A more pleasing contest of women took place on the 3rd of October, 1811, in the shape of a Cricket Match between two teams, not the sort of thing as "Actresses" Cricket, which is now played between a team each of men and women, the former being armed with broom handles, the latter with cricket bats; but a much rougher sort of thing, if we can believe the accompanying illustration, which is taken from an etching of Rowlandson's, called "Rural Sports, or a Cricket Match Extraordinary. On Wednesday, Oct. 3, 1811, a Singular Cricket Match took place at Ball's Pond, Newington. The players on both sides were 22 Women, 11 Hampshire, against 11 Surrey. The Match was made between some amateur Noblemen of the respective Counties, for 500 Guineas a side. The performers in the Contest were of all ages and sizes."
The Match really began on the 2nd of October, and lasted three days, the Hampshire team winning. The ages varied from 14 to upwards of forty.

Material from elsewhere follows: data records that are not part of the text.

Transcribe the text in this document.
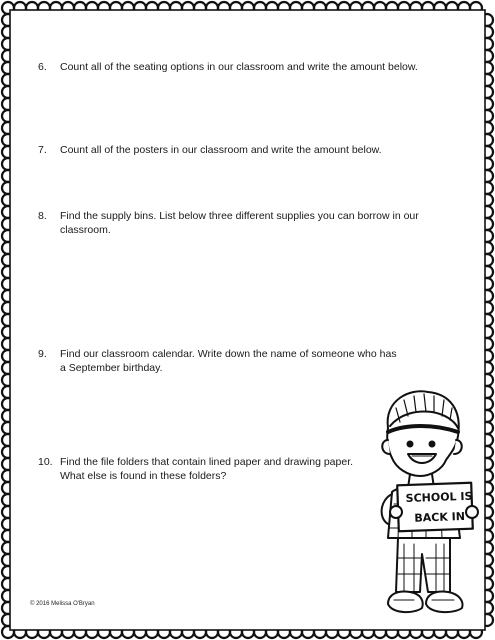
6. Count all of the seating options in our classroom and write the amount below.
7. Count all of the posters in our classroom and write the amount below.
8. Find the supply bins. List below three different supplies you can borrow in our classroom.
9. Find our classroom calendar. Write down the name of someone who has a September birthday.
10. Find the file folders that contain lined paper and drawing paper. What else is found in these folders?
SCHOOL IS
BACK IN
© 2016 Melissa O'Bryan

Rowlandson sketched with a freedom approaching decided coarseness—but his sketches were natural, and in this instance valuable, as showing us Cricket as then played, although the game, with its two stump wickets, curved bats, and primitive scoring was then obsolete, at least in matches.[8]
But, if we can believe the same artist, Baldwin and his congeners were outdone this year by a woman descending from a balloon in a parachute. It is taken from an etching by Rowlandson, dated the 25th of October, 1811, and entitled "Balloon Hunting." It represents the mishaps of a party of ladies who went balloon hunting across country, in a one-horse vehicle, the shafts of which are smashed, and the horse is being reduced to docility by the driver. I know of no woman who descended by means of a parachute, in this year.
They were not novelties, for André Jacques Garnerin, the Aëronaut, came down in one in 1802, and, according to Larousse, Elisa, daughter of Jean Baptiste Olivier Garnerin, brother of the above, was the first woman who tried a "drop from the clouds." She made her first descent in 1815, and in 1820 had made over twenty.
RURAL SPORTS; BALLOON HUNTING.
(By Rowlandson, published October 25, 1811, by Thomas Tegg.)